Santa Maria Gloriosa dei Frari / Pietro Lombardo / Monument à Jacopo Marcello
A mon retour, tandis qu'un excès de traversées me faisaient encore tanguer et que mes mollets soumis à l'épreuve d'une infinité de ponts rappelaient douloureusement leur présence, j'ai retrouvé avec plaisir L'embellie, où Bruno Patino, président d'Arte, livrait son "kit pour affronter le monde".
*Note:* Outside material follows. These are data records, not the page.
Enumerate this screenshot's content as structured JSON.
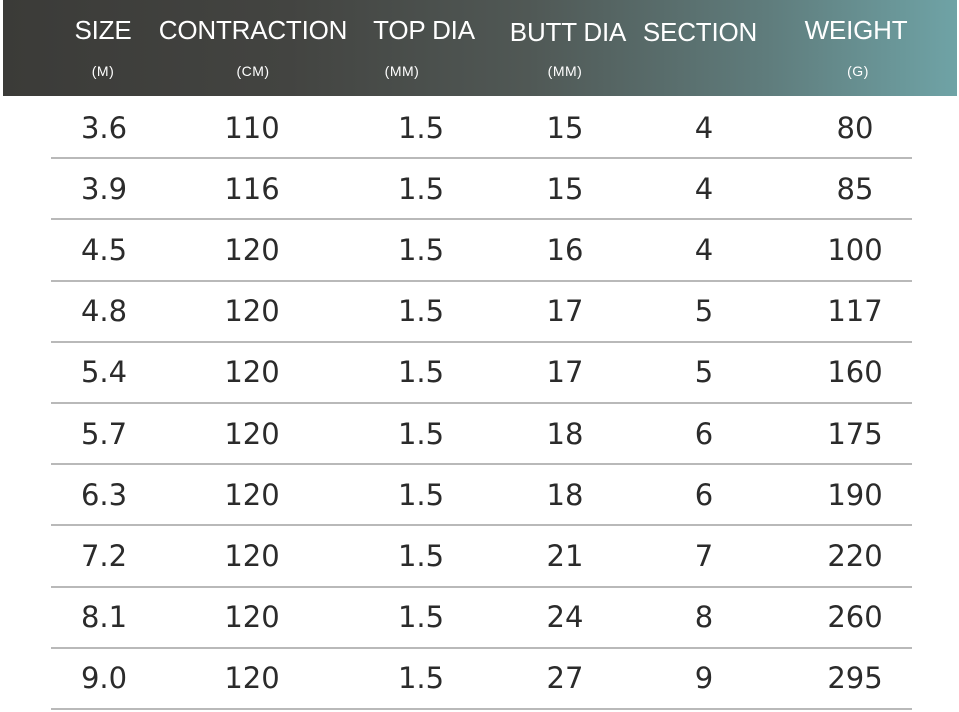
{
  "table": {
    "columns": [
      {
        "name": "SIZE",
        "unit": "(M)"
      },
      {
        "name": "CONTRACTION",
        "unit": "(CM)"
      },
      {
        "name": "TOP DIA",
        "unit": "(MM)"
      },
      {
        "name": "BUTT DIA",
        "unit": "(MM)"
      },
      {
        "name": "SECTION",
        "unit": ""
      },
      {
        "name": "WEIGHT",
        "unit": "(G)"
      }
    ],
    "rows": [
      [
        "3.6",
        "110",
        "1.5",
        "15",
        "4",
        "80"
      ],
      [
        "3.9",
        "116",
        "1.5",
        "15",
        "4",
        "85"
      ],
      [
        "4.5",
        "120",
        "1.5",
        "16",
        "4",
        "100"
      ],
      [
        "4.8",
        "120",
        "1.5",
        "17",
        "5",
        "117"
      ],
      [
        "5.4",
        "120",
        "1.5",
        "17",
        "5",
        "160"
      ],
      [
        "5.7",
        "120",
        "1.5",
        "18",
        "6",
        "175"
      ],
      [
        "6.3",
        "120",
        "1.5",
        "18",
        "6",
        "190"
      ],
      [
        "7.2",
        "120",
        "1.5",
        "21",
        "7",
        "220"
      ],
      [
        "8.1",
        "120",
        "1.5",
        "24",
        "8",
        "260"
      ],
      [
        "9.0",
        "120",
        "1.5",
        "27",
        "9",
        "295"
      ]
    ]
  }
}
Selon les invités de l'émission, l'empathie est plus ou moins au rendez-vous, mais quand Eva Bester a cité son interlocuteur disant que parmi les nombreuses choses qu'il changerait dans le monde, il y aurait "l'omniprésence de la musique et l'absence de silence". Ajoutant "Globalement si l'on pouvait baisser le son et réduire le stroboscope en général, ce serait bien", j'ai rapproché le haut-parleur.
Ces mots me sont allés droit à l'oreille, d'autant plus qu'ils étaient prononcés non seulement par un mélomane averti, mais surtout par quelqu'un qui s'est occupé durant toute sa vie professionnelle de médias variés où l'expression verbale et sonore tenaient un rôle de premier plan. Bruno Patino a publié il y a quelques années "La civilisation du poisson rouge", où il parlait de notre capacité d'attention tendant à se réduire comme peau de chagrin, et vient de sortir dans son sillage "Tempête dans le bocal" pour inviter à repenser notre relation à la datature mise en place, en évitant de se laisser gangréner par elle.
Petit florilège de ses phrases interpellantes :
En radio, comme dans la conversation, l'art du silence est extrêmement important.
La musique, moi je l'aime beaucoup trop, pour la désirer omniprésente.
La ressource la plus rare aujourd'hui, c'est le temps. Comment un média peut-il donner du temps ? C'est tout à fait possible selon la manière dont vous déployez les récits, proposez les débats...
On est dans un société de la sollicitation permanente, le hameçonnage permanent. Tout concourt à ça et en même temps on ressent tous une fatigue intense face cette sursollicitation personnelle et collective. On peut tout à fait faire un pas de côté par rapport à ça.
Le silence, ce n'est pas du vide. Le silence, c'est une présence, qui laisse une très grande liberté à celui à qui il s'adresse. Bien amené, bien présenté, la densité du silence s'apparente à quelque chose d’extrêmement intime, voire secret.
J'ai repensé à cette notion de sollicitation permanente (pour ne pas dire : exponentiellement présente) que nous expérimentons tous, le plus souvent sans nous en rendre vraiment compte. Je me suis dit que les lieux où je me sens vivre sont ceux qui me permettent d'échapper à cette tyrannie de la distraction. Des lieux échappatoire, des lieux esquive, qui mènent à soi, où se met en place une observation lente, une beauté débusquée, et même parfois une douleur reconnue et assumée.